Industrial relations overhaul an "enormous threat" to the cost of living
Joint media release with
Senator the Hon Michaelia Cash
Shadow Minister for Industrial Relations
Senator Dean Smith
Shadow Assistant Minister for Competition, Charities and Treasury
26 September 2023
Lower productivity and higher costs for both businesses and consumers can be expected if Labor’s radical industrial relations laws are pursued.
Representatives from the Council of Small Business of Australia (COSBOA) and the Minerals Council of Australia (MCA) told the Cost of Living Committee that the Albanese Government’s proposed industrial relations overhaul would further exacerbate the cost of living crisis.
The CEO of the COSBOA said that under the proposed laws, labour costs, which make up around 40% of input costs for small businesses, would increase, and ultimately force businesses to pass those costs on to the consumer.
This was echoed in evidence provided by the CEO of the MCA, who said the proposed legislation would “ramp up the cost of running a business, which is either then absorbed or passed on to the consumers.”
Responding to questions about the Government’s White Paper on Jobs and Opportunities, the CEO of the COSBOA said that the proposed industrial relations “run roughshod over many of the aspirations and goals of the Employment White Paper.
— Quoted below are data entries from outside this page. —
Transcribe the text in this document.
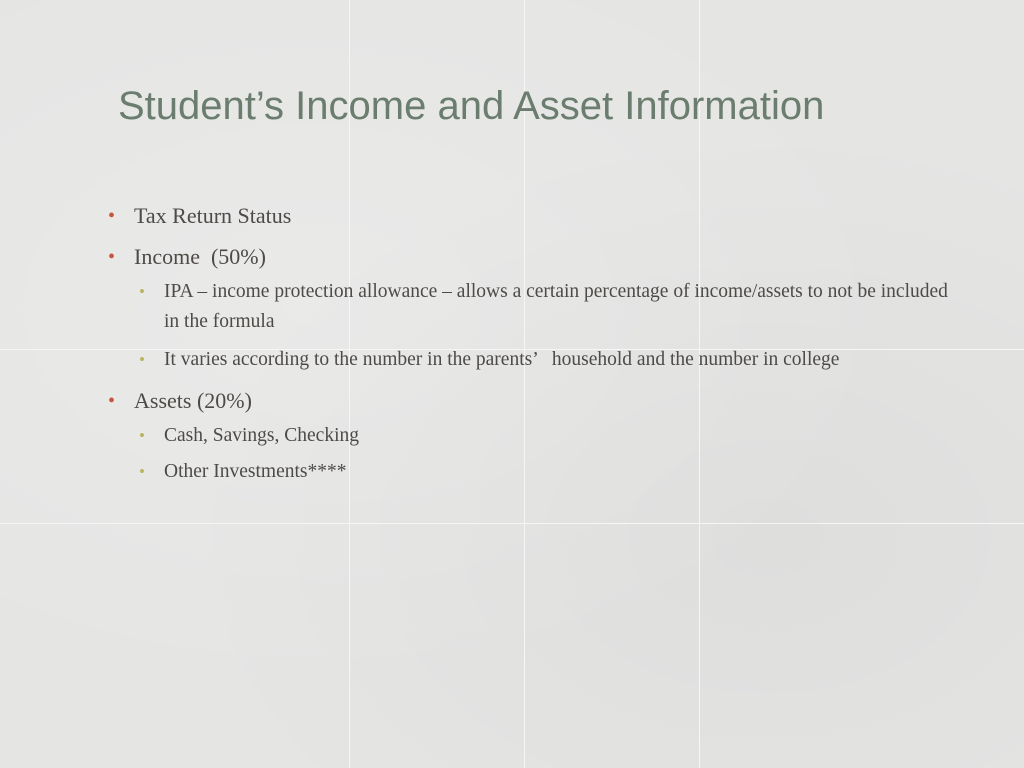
Student’s Income and Asset Information
• Tax Return Status
• Income  (50%)
• IPA – income protection allowance – allows a certain percentage of income/assets to not be included in the formula
• It varies according to the number in the parents’   household and the number in college
• Assets (20%)
• Cash, Savings, Checking
• Other Investments****
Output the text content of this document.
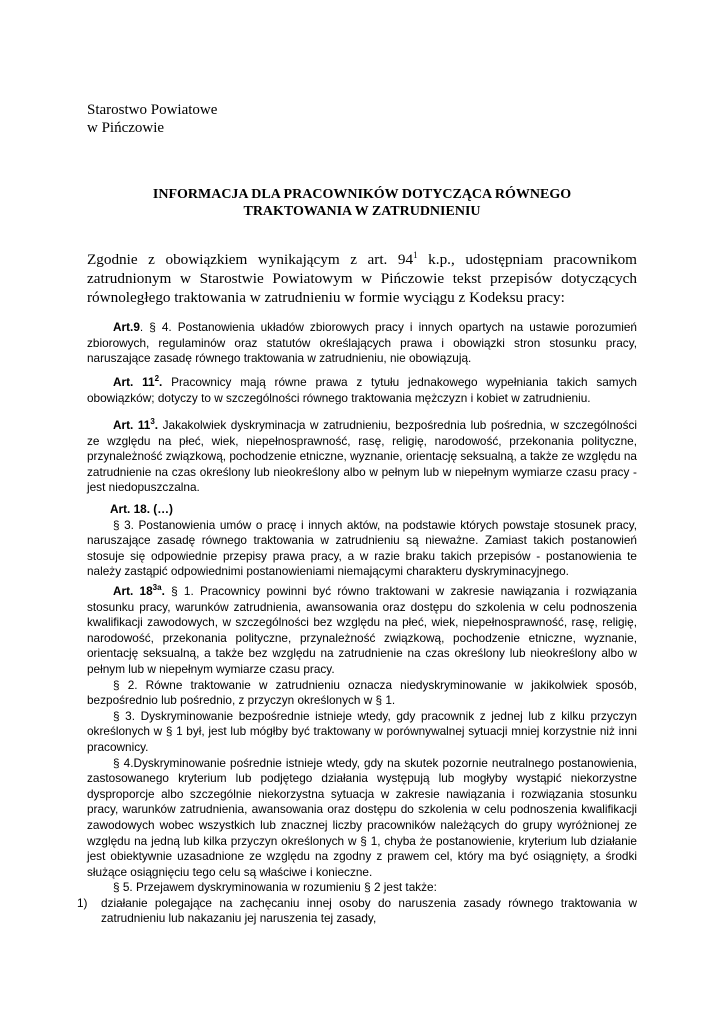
Starostwo Powiatowe
w Pińczowie
INFORMACJA DLA PRACOWNIKÓW DOTYCZĄCA RÓWNEGO
TRAKTOWANIA W ZATRUDNIENIU
Zgodnie z obowiązkiem wynikającym z art. $94^1$ k.p., udostępniam pracownikom zatrudnionym w Starostwie Powiatowym w Pińczowie tekst przepisów dotyczących równoległego traktowania w zatrudnieniu w formie wyciągu z Kodeksu pracy:

Art.9. § 4. Postanowienia układów zbiorowych pracy i innych opartych na ustawie porozumień zbiorowych, regulaminów oraz statutów określających prawa i obowiązki stron stosunku pracy, naruszające zasadę równego traktowania w zatrudnieniu, nie obowiązują.

Art. $11^2$. Pracownicy mają równe prawa z tytułu jednakowego wypełniania takich samych obowiązków; dotyczy to w szczególności równego traktowania mężczyzn i kobiet w zatrudnieniu.

Art. $11^3$. Jakakolwiek dyskryminacja w zatrudnieniu, bezpośrednia lub pośrednia, w szczególności ze względu na płeć, wiek, niepełnosprawność, rasę, religię, narodowość, przekonania polityczne, przynależność związkową, pochodzenie etniczne, wyznanie, orientację seksualną, a także ze względu na zatrudnienie na czas określony lub nieokreślony albo w pełnym lub w niepełnym wymiarze czasu pracy - jest niedopuszczalna.

Art. 18. (…)

§ 3. Postanowienia umów o pracę i innych aktów, na podstawie których powstaje stosunek pracy, naruszające zasadę równego traktowania w zatrudnieniu są nieważne. Zamiast takich postanowień stosuje się odpowiednie przepisy prawa pracy, a w razie braku takich przepisów - postanowienia te należy zastąpić odpowiednimi postanowieniami niemającymi charakteru dyskryminacyjnego.

Art. $18^{3a}$. § 1. Pracownicy powinni być równo traktowani w zakresie nawiązania i rozwiązania stosunku pracy, warunków zatrudnienia, awansowania oraz dostępu do szkolenia w celu podnoszenia kwalifikacji zawodowych, w szczególności bez względu na płeć, wiek, niepełnosprawność, rasę, religię, narodowość, przekonania polityczne, przynależność związkową, pochodzenie etniczne, wyznanie, orientację seksualną, a także bez względu na zatrudnienie na czas określony lub nieokreślony albo w pełnym lub w niepełnym wymiarze czasu pracy.

§ 2. Równe traktowanie w zatrudnieniu oznacza niedyskryminowanie w jakikolwiek sposób, bezpośrednio lub pośrednio, z przyczyn określonych w § 1.

§ 3. Dyskryminowanie bezpośrednie istnieje wtedy, gdy pracownik z jednej lub z kilku przyczyn określonych w § 1 był, jest lub mógłby być traktowany w porównywalnej sytuacji mniej korzystnie niż inni pracownicy.

§ 4.Dyskryminowanie pośrednie istnieje wtedy, gdy na skutek pozornie neutralnego postanowienia, zastosowanego kryterium lub podjętego działania występują lub mogłyby wystąpić niekorzystne dysproporcje albo szczególnie niekorzystna sytuacja w zakresie nawiązania i rozwiązania stosunku pracy, warunków zatrudnienia, awansowania oraz dostępu do szkolenia w celu podnoszenia kwalifikacji zawodowych wobec wszystkich lub znacznej liczby pracowników należących do grupy wyróżnionej ze względu na jedną lub kilka przyczyn określonych w § 1, chyba że postanowienie, kryterium lub działanie jest obiektywnie uzasadnione ze względu na zgodny z prawem cel, który ma być osiągnięty, a środki służące osiągnięciu tego celu są właściwe i konieczne.

§ 5. Przejawem dyskryminowania w rozumieniu § 2 jest także:

1) działanie polegające na zachęcaniu innej osoby do naruszenia zasady równego traktowania w zatrudnieniu lub nakazaniu jej naruszenia tej zasady,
It really is that simple.”
Both the MCA and COSBOA noted that the proposed industrial relations laws would negatively impact productivity, which was essential to ensuring wages would increase sustainably.
When asked about the impact this legislation will have on the living standards of Australians, the CEO of the MCA noted “if you have lower productivity, then you will definitely see lower living standards for the next generation, and we need to make sure that doesn’t happen.”
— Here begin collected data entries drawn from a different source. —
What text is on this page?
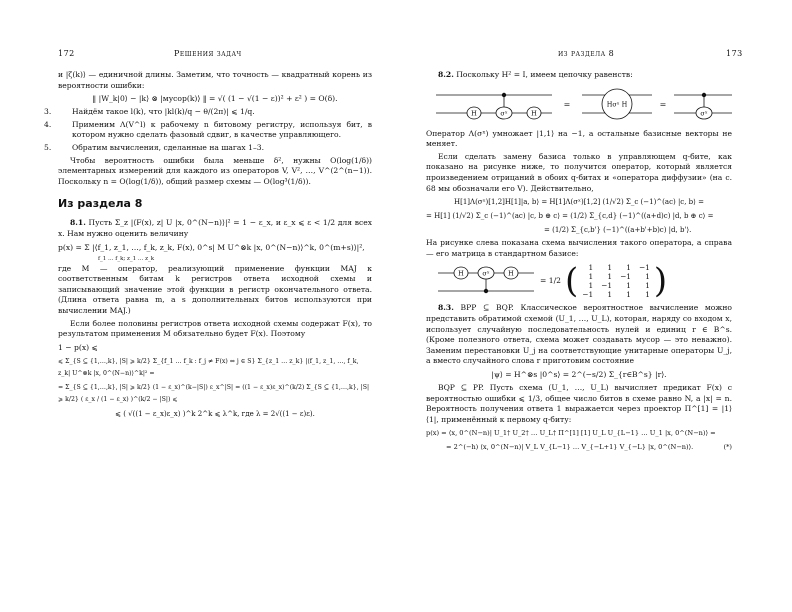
172	Решения задач

и |ζ(k)⟩ — единичной длины. Заметим, что точность — квадратный корень из вероятности ошибки:

‖ |W_k|0⟩ − |k⟩ ⊗ |мусор(k)⟩ ‖ = √( (1 − √(1 − ε))² + ε² ) = O(δ).
3.	Найдём такое l(k), что |kl(k)/q − θ/(2π)| ⩽ 1/q.
4.	Применим Λ(V^l) к рабочему n битовому регистру, используя бит, в котором нужно сделать фазовый сдвиг, в качестве управляющего.
5.	Обратим вычисления, сделанные на шагах 1–3.

Чтобы вероятность ошибки была меньше δ², нужны O(log(1/δ)) элементарных измерений для каждого из операторов V, V², …, V^(2^(n−1)). Поскольку n = O(log(1/δ)), общий размер схемы — O(log³(1/δ)).

Из раздела 8

8.1. Пусть Σ_z |⟨F(x), z| U |x, 0^(N−n)⟩|² = 1 − ε_x, и ε_x ⩽ ε < 1/2 для всех x. Нам нужно оценить величину

p(x) = Σ |⟨f_1, z_1, …, f_k, z_k, F(x), 0^s| M U^⊗k |x, 0^(N−n)⟩^k, 0^(m+s)⟩|²,
f_1 … f_k; z_1 … z_k

где M — оператор, реализующий применение функции MAJ к соответственным битам k регистров ответа исходной схемы и записывающий значение этой функции в регистр окончательного ответа. (Длина ответа равна m, а s дополнительных битов используются при вычислении MAJ.)

Если более половины регистров ответа исходной схемы содержат F(x), то результатом применения M обязательно будет F(x). Поэтому

1 − p(x) ⩽
⩽ Σ_{S ⊆ {1,…,k}, |S| ⩾ k/2} Σ_{f_1 … f_k : f_j ≠ F(x) ⇔ j ∈ S} Σ_{z_1 … z_k} |⟨f_1, z_1, …, f_k, z_k| U^⊗k |x, 0^(N−n)⟩^k|² =
= Σ_{S ⊆ {1,…,k}, |S| ⩾ k/2} (1 − ε_x)^(k−|S|) ε_x^|S| = ((1 − ε_x)ε_x)^(k/2) Σ_{S ⊆ {1,…,k}, |S| ⩾ k/2} ( ε_x / (1 − ε_x) )^(k/2 − |S|) ⩽
⩽ ( √((1 − ε_x)ε_x) )^k 2^k ⩽ λ^k, где λ = 2√((1 − ε)ε).
из раздела 8	173

8.2. Поскольку H² = I, имеем цепочку равенств:

H	σˣ	H
=	Hσˣ H	=
σˣ

Оператор Λ(σˣ) умножает |1,1⟩ на −1, а остальные базисные векторы не меняет.

Если сделать замену базиса только в управляющем q-бите, как показано на рисунке ниже, то получится оператор, который является произведением отрицаний в обоих q-битах и «оператора диффузии» (на с. 68 мы обозначали его V). Действительно,

H[1]Λ(σˣ)[1,2]H[1]|a, b⟩ = H[1]Λ(σˣ)[1,2] (1/√2) Σ_c (−1)^(ac) |c, b⟩ =
= H[1] (1/√2) Σ_c (−1)^(ac) |c, b ⊕ c⟩ = (1/2) Σ_{c,d} (−1)^((a+d)c) |d, b ⊕ c⟩ =
= (1/2) Σ_{c,b'} (−1)^((a+b'+b)c) |d, b'⟩.

На рисунке слева показана схема вычисления такого оператора, а справа — его матрица в стандартном базисе:

H	σˣ	H
= 1/2 ( 1	1	1	−1
1	1	−1	1
1	−1	1	1
−1	1	1	1 )

8.3. BPP ⊆ BQP. Классическое вероятностное вычисление можно представить обратимой схемой (U_1, …, U_L), которая, наряду со входом x, использует случайную последовательность нулей и единиц r ∈ B^s. (Кроме полезного ответа, схема может создавать мусор — это неважно). Заменим перестановки U_j на соответствующие унитарные операторы U_j, а вместо случайного слова r приготовим состояние

|ψ⟩ = H^⊗s |0^s⟩ = 2^(−s/2) Σ_{r∈B^s} |r⟩.

BQP ⊆ PP. Пусть схема (U_1, …, U_L) вычисляет предикат F(x) с вероятностью ошибки ⩽ 1/3, общее число битов в схеме равно N, а |x| = n. Вероятность получения ответа 1 выражается через проектор Π^[1] = |1⟩⟨1|, применённый к первому q-биту:

p(x) = ⟨x, 0^(N−n)| U_1† U_2† … U_L† Π^[1] [1] U_L U_{L−1} … U_1 |x, 0^(N−n)⟩ =
= 2^(−h) ⟨x, 0^(N−n)| V_L V_{L−1} … V_{−L+1} V_{−L} |x, 0^(N−n)⟩.	(*)
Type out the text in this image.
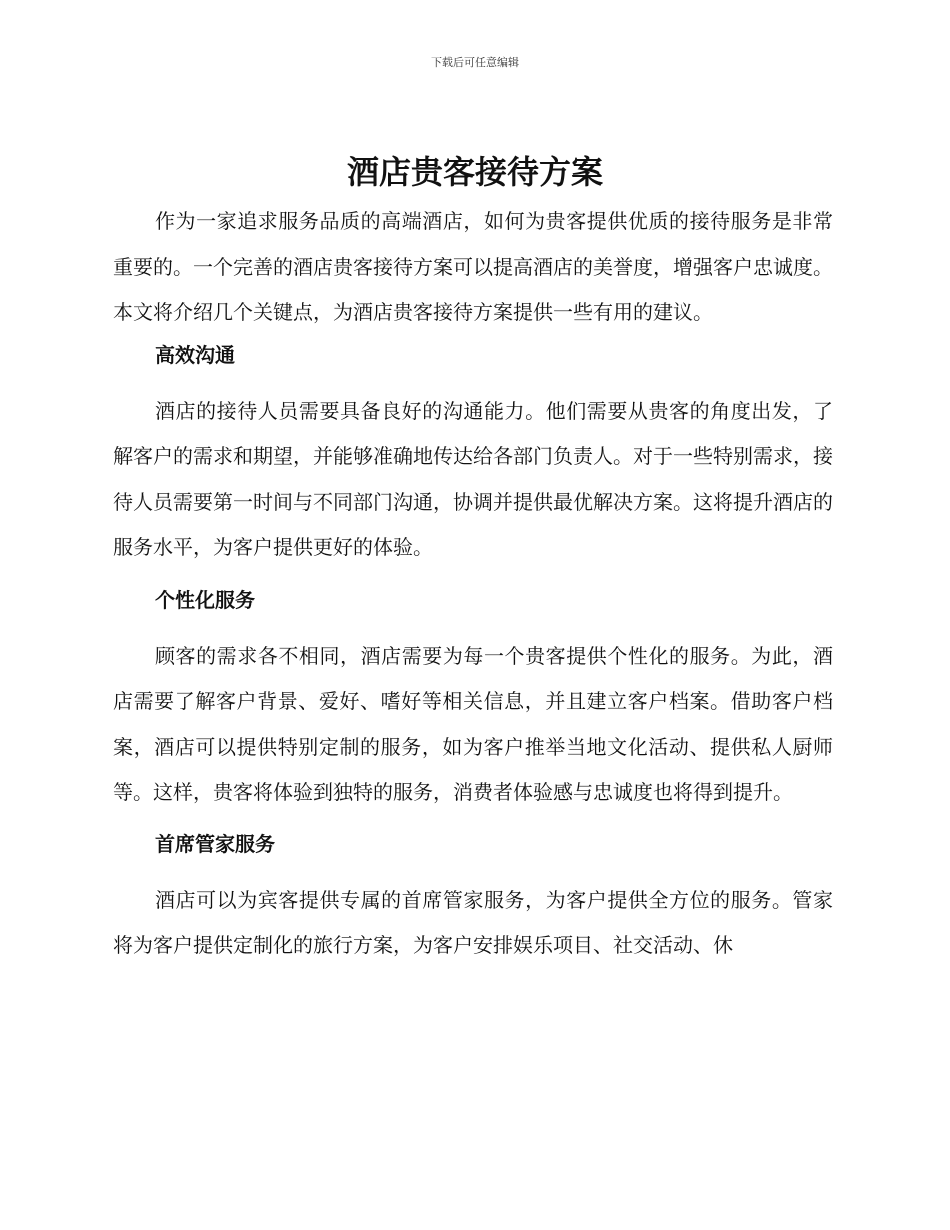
下载后可任意编辑
酒店贵客接待方案

作为一家追求服务品质的高端酒店，如何为贵客提供优质的接待服务是非常重要的。一个完善的酒店贵客接待方案可以提高酒店的美誉度，增强客户忠诚度。本文将介绍几个关键点，为酒店贵客接待方案提供一些有用的建议。

高效沟通

酒店的接待人员需要具备良好的沟通能力。他们需要从贵客的角度出发，了解客户的需求和期望，并能够准确地传达给各部门负责人。对于一些特别需求，接待人员需要第一时间与不同部门沟通，协调并提供最优解决方案。这将提升酒店的服务水平，为客户提供更好的体验。

个性化服务

顾客的需求各不相同，酒店需要为每一个贵客提供个性化的服务。为此，酒店需要了解客户背景、爱好、嗜好等相关信息，并且建立客户档案。借助客户档案，酒店可以提供特别定制的服务，如为客户推举当地文化活动、提供私人厨师等。这样，贵客将体验到独特的服务，消费者体验感与忠诚度也将得到提升。

首席管家服务

酒店可以为宾客提供专属的首席管家服务，为客户提供全方位的服务。管家将为客户提供定制化的旅行方案，为客户安排娱乐项目、社交活动、休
These views were supported by Professor Robertson of the University of Western Australia, who told the Committee that flexibility was needed in the labour market to increase productivity.
Chair of the Committee, Senator Jane Hume said it beggars belief why in the middle of a cost of living crisis, Labor was pursuing an industrial relations agenda that would be to make life more difficult for Australian households and businesses.
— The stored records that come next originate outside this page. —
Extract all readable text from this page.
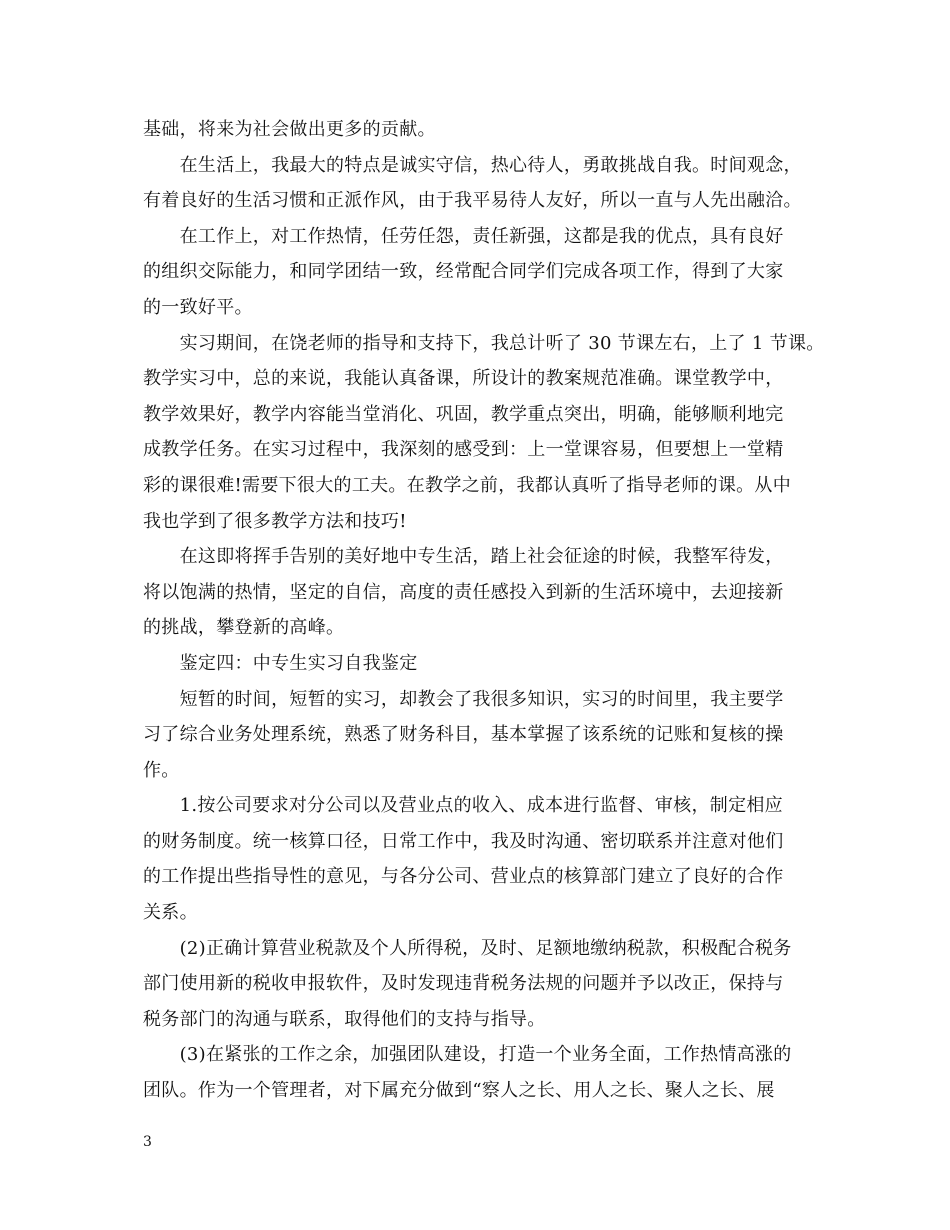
基础，将来为社会做出更多的贡献。
　　在生活上，我最大的特点是诚实守信，热心待人，勇敢挑战自我。时间观念，
有着良好的生活习惯和正派作风，由于我平易待人友好，所以一直与人先出融洽。
　　在工作上，对工作热情，任劳任怨，责任新强，这都是我的优点，具有良好
的组织交际能力，和同学团结一致，经常配合同学们完成各项工作，得到了大家
的一致好平。
　　实习期间，在饶老师的指导和支持下，我总计听了 30 节课左右，上了 1 节课。
教学实习中，总的来说，我能认真备课，所设计的教案规范准确。课堂教学中，
教学效果好，教学内容能当堂消化、巩固，教学重点突出，明确，能够顺利地完
成教学任务。在实习过程中，我深刻的感受到：上一堂课容易，但要想上一堂精
彩的课很难!需要下很大的工夫。在教学之前，我都认真听了指导老师的课。从中
我也学到了很多教学方法和技巧!
　　在这即将挥手告别的美好地中专生活，踏上社会征途的时候，我整军待发，
将以饱满的热情，坚定的自信，高度的责任感投入到新的生活环境中，去迎接新
的挑战，攀登新的高峰。
　　鉴定四：中专生实习自我鉴定
　　短暂的时间，短暂的实习，却教会了我很多知识，实习的时间里，我主要学
习了综合业务处理系统，熟悉了财务科目，基本掌握了该系统的记账和复核的操
作。
　　1.按公司要求对分公司以及营业点的收入、成本进行监督、审核，制定相应
的财务制度。统一核算口径，日常工作中，我及时沟通、密切联系并注意对他们
的工作提出些指导性的意见，与各分公司、营业点的核算部门建立了良好的合作
关系。
　　(2)正确计算营业税款及个人所得税，及时、足额地缴纳税款，积极配合税务
部门使用新的税收申报软件，及时发现违背税务法规的问题并予以改正，保持与
税务部门的沟通与联系，取得他们的支持与指导。
　　(3)在紧张的工作之余，加强团队建设，打造一个业务全面，工作热情高涨的
团队。作为一个管理者，对下属充分做到“察人之长、用人之长、聚人之长、展
3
“It is the responsibility of government to improve the standard of living for the people they represent but it seems that Labor’s proposed IR changes will only take Australians backwards.”
Shadow Minister for Industrial Relations, Senator Michaelia Cash said it was very clear from the evidence given today that the Government’s radical industrial laws would make a bad situation worse.
“All businesses, small, medium and large are saying the same thing but this Government just will not listen to them,’’ she said.
Shadow Assistant Minister for Competition, Charities and Treasury Dean Smith said the suggestion aspects of the competition protection regime could be suspended was concerning.
“We know that maintaining Australia’s high living standards depends on a combination of competition and productivity growth - and anything that challenges either poses an unacceptable risk to our future prosperity,” Senator Smith said.